Dari hasil penelitian ini, standar kualitas suara ayam Pelung kini bisa ditentukan secara objektif menggunakan perangkat lunak bioakustik. Ini sangat membantu dalam kontes ayam dan pelestarian ras. Tak hanya itu, wawasan genetika yang diperoleh juga membuka jalan bagi pemuliaan ayam yang tidak hanya unggul dalam suara tetapi juga dalam potensi pasar.
Bagi Fikes Umsida, keberhasilan ini merupakan pencapaian branding akademik yang membanggakan. Di tengah tantangan global, kontribusi lokal seperti ini menjadi amunisi penting untuk membangun reputasi sebagai kampus yang solutif, adaptif, dan berbasis riset.
Baca Juga : Pare Melawan Bakteri Mematikan dengan Cara Alami Berkat Inovasi Hebat Fikes Umsida
Melalui analisis suara ayam Pelung dan pengujian gen FoxP2, riset ini berhasil menunjukkan bahwa karakteristik vokal ayam bukan hanya bisa dinikmati, tetapi juga bisa dipelajari secara ilmiah. Dosen FIKES Umsida, bersama mitra dari UGM, membuktikan bahwa potensi lokal Indonesia memiliki daya saing tinggi dalam ranah ilmiah internasional.
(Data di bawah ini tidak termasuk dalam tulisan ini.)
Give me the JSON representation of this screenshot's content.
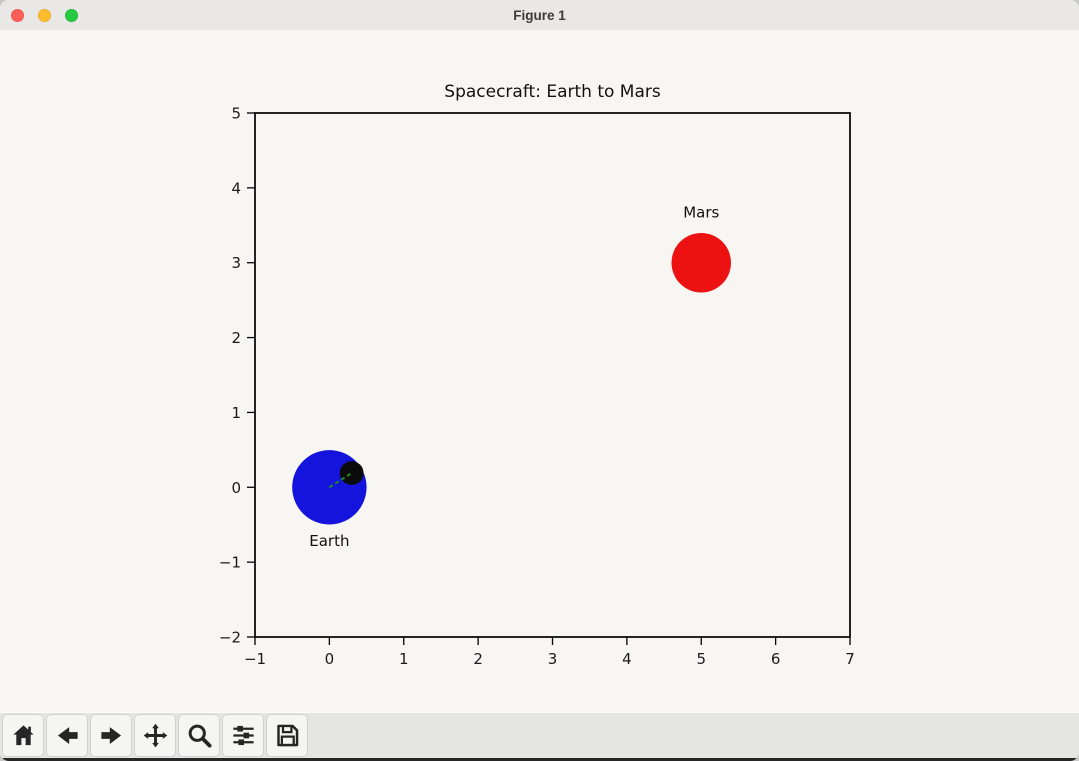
{
  "window": {
    "title": "Figure 1",
    "traffic_lights": [
      {
        "name": "close",
        "color": "#ff5f57"
      },
      {
        "name": "minimize",
        "color": "#febc2e"
      },
      {
        "name": "zoom",
        "color": "#28c840"
      }
    ]
  },
  "chart_data": {
    "type": "scatter",
    "title": "Spacecraft: Earth to Mars",
    "xlabel": "",
    "ylabel": "",
    "xlim": [
      -1,
      7
    ],
    "ylim": [
      -2,
      5
    ],
    "grid": false,
    "legend": null,
    "xticks": {
      "values": [
        -1,
        0,
        1,
        2,
        3,
        4,
        5,
        6,
        7
      ],
      "labels": [
        "−1",
        "0",
        "1",
        "2",
        "3",
        "4",
        "5",
        "6",
        "7"
      ]
    },
    "yticks": {
      "values": [
        -2,
        -1,
        0,
        1,
        2,
        3,
        4,
        5
      ],
      "labels": [
        "−2",
        "−1",
        "0",
        "1",
        "2",
        "3",
        "4",
        "5"
      ]
    },
    "bodies": [
      {
        "name": "Earth",
        "x": 0,
        "y": 0,
        "radius": 0.5,
        "color": "#1414dc",
        "label": "Earth",
        "label_x": 0,
        "label_y": -0.72
      },
      {
        "name": "Mars",
        "x": 5,
        "y": 3,
        "radius": 0.4,
        "color": "#ec1212",
        "label": "Mars",
        "label_x": 5,
        "label_y": 3.67
      }
    ],
    "spacecraft": {
      "x": 0.3,
      "y": 0.19,
      "radius": 0.16,
      "color": "#0b0b0b"
    },
    "trail": {
      "x": [
        0,
        0.3
      ],
      "y": [
        0,
        0.19
      ],
      "color": "#1f8c1f",
      "linestyle": "dashed"
    }
  },
  "toolbar": {
    "buttons": [
      {
        "name": "home",
        "icon": "home-icon"
      },
      {
        "name": "back",
        "icon": "arrow-left-icon"
      },
      {
        "name": "forward",
        "icon": "arrow-right-icon"
      },
      {
        "name": "pan",
        "icon": "move-icon"
      },
      {
        "name": "zoom",
        "icon": "magnifier-icon"
      },
      {
        "name": "configure-subplots",
        "icon": "sliders-icon"
      },
      {
        "name": "save",
        "icon": "floppy-icon"
      }
    ]
  }
}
Dengan pendekatan bioakustik dan molekuler, penelitian ini mempertegas pentingnya ilmu lintas bidang dalam menjawab tantangan peternakan, genetika, dan konservasi plasma nutfah. FIKES Umsida pun meneguhkan perannya sebagai pusat riset terapan yang tidak hanya menjawab kebutuhan lokal, tetapi juga ikut memberi warna dalam sains global.